Up 15%, on price or orders???


----------



## camero7 (Sep 21, 2009)

price


----------



## Beeslave (Feb 6, 2009)

$70.00-$75.00 for 3 lbs depending on qty.

I've heard some guys(reseller) offering package suppliers $60.00-$65.00 in 500+ 3 lbs package lots. 

One person was offered $60.00 ea(600+ order) plus new cages would be supplied by the buyer.

Hobbiest and BackYarder interest in honeybees is way up

Honey sales are up and so is the price being paid for good quality honey.


----------



## The Honey Householder (Nov 14, 2008)

Hay while were at it does anyone know what retail honey is going for next year. If I knew it was going to be this high this year I wouldn't have sold so many packages out this year.


----------



## Beeslave (Feb 6, 2009)

$8.50 for a 1 lb squeeze bottle

$17.00 for a qt jar.

Pails will be $2.50-$3.00 per lb depending on qty purchased.

Barrels $2.00 lb


----------



## The Honey Householder (Nov 14, 2008)

Thanks!:thumbsup: I'm calling tomorrow for another load. Maybe I can get a second load before May.


----------



## Beeslave (Feb 6, 2009)

http://www.beesource.com/forums/showthread.php?t=246549

I can make it a full load with 1 phone call. You need a good tax write off anyways.

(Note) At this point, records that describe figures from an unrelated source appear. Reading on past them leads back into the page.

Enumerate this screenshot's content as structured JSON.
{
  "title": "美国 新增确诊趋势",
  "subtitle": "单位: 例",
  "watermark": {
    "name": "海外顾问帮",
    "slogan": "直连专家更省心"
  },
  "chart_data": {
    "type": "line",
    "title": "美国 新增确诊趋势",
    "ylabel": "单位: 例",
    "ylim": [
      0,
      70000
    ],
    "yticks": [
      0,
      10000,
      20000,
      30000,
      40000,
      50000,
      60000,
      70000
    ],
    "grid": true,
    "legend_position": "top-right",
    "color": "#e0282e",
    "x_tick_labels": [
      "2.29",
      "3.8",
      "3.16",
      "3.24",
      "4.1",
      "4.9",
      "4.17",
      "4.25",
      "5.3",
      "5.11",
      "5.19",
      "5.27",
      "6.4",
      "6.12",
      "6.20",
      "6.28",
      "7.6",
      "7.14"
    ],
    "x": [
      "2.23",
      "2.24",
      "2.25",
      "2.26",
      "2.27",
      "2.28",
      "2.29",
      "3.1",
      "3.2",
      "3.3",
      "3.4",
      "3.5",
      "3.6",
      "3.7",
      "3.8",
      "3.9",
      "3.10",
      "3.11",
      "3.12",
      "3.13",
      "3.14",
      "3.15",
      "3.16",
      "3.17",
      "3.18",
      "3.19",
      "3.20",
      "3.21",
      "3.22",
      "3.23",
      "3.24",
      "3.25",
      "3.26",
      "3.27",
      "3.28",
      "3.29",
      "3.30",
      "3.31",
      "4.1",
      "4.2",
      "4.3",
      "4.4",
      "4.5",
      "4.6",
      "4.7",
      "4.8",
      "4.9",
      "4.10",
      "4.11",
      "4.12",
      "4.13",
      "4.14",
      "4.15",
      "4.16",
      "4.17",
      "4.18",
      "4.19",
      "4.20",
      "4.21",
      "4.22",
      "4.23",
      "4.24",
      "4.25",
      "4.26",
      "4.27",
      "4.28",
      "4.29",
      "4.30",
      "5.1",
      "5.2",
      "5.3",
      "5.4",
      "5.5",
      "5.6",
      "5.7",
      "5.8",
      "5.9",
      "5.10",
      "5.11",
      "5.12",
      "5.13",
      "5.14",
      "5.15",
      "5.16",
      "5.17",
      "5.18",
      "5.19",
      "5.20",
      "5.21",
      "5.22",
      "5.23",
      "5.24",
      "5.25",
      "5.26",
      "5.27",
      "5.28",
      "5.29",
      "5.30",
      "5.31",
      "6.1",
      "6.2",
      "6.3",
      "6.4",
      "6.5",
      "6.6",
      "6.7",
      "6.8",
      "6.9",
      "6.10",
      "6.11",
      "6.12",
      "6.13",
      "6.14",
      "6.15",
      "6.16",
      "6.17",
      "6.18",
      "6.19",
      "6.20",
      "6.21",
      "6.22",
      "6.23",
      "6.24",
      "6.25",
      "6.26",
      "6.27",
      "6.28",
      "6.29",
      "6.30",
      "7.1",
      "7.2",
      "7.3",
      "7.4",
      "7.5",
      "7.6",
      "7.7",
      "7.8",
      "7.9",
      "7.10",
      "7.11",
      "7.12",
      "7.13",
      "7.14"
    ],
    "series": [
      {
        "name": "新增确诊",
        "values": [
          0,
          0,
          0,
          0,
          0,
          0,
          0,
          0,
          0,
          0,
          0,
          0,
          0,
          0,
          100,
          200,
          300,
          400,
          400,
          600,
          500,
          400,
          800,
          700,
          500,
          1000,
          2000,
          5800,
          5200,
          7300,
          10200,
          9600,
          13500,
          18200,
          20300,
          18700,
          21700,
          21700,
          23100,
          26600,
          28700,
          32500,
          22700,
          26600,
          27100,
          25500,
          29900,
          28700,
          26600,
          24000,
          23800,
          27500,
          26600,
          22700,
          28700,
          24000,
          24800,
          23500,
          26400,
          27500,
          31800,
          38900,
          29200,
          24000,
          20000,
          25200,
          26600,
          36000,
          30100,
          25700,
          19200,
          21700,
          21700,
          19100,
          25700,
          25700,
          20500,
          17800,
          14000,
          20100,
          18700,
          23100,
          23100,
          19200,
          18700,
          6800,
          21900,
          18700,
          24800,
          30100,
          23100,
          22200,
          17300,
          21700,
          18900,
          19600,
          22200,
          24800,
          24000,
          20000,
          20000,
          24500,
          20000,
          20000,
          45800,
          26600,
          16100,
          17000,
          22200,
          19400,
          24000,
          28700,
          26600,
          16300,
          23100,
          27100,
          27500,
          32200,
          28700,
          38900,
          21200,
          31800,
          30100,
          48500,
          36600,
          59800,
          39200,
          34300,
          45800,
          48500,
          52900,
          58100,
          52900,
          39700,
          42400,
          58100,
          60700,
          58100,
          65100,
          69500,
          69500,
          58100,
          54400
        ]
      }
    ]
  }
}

While you are up here I can put you in a nice yard truck(12' bed)


----------



## Sweet to the Soul (Sep 1, 2010)

The Honey Householder said:


> Thanks!:thumbsup: I'm calling tomorrow for another load. Maybe I can get a second load before May.


Hey leave some for me. They already told me you had raised your order.


----------



## ChristopherA (Jul 20, 2010)

Here in Virginia we are seeing prices of 3lb packages for around 86 dollars and nucs from 95 to 125 (some with equipment exchange).

A bit high in my opinion, however it is what it is.


----------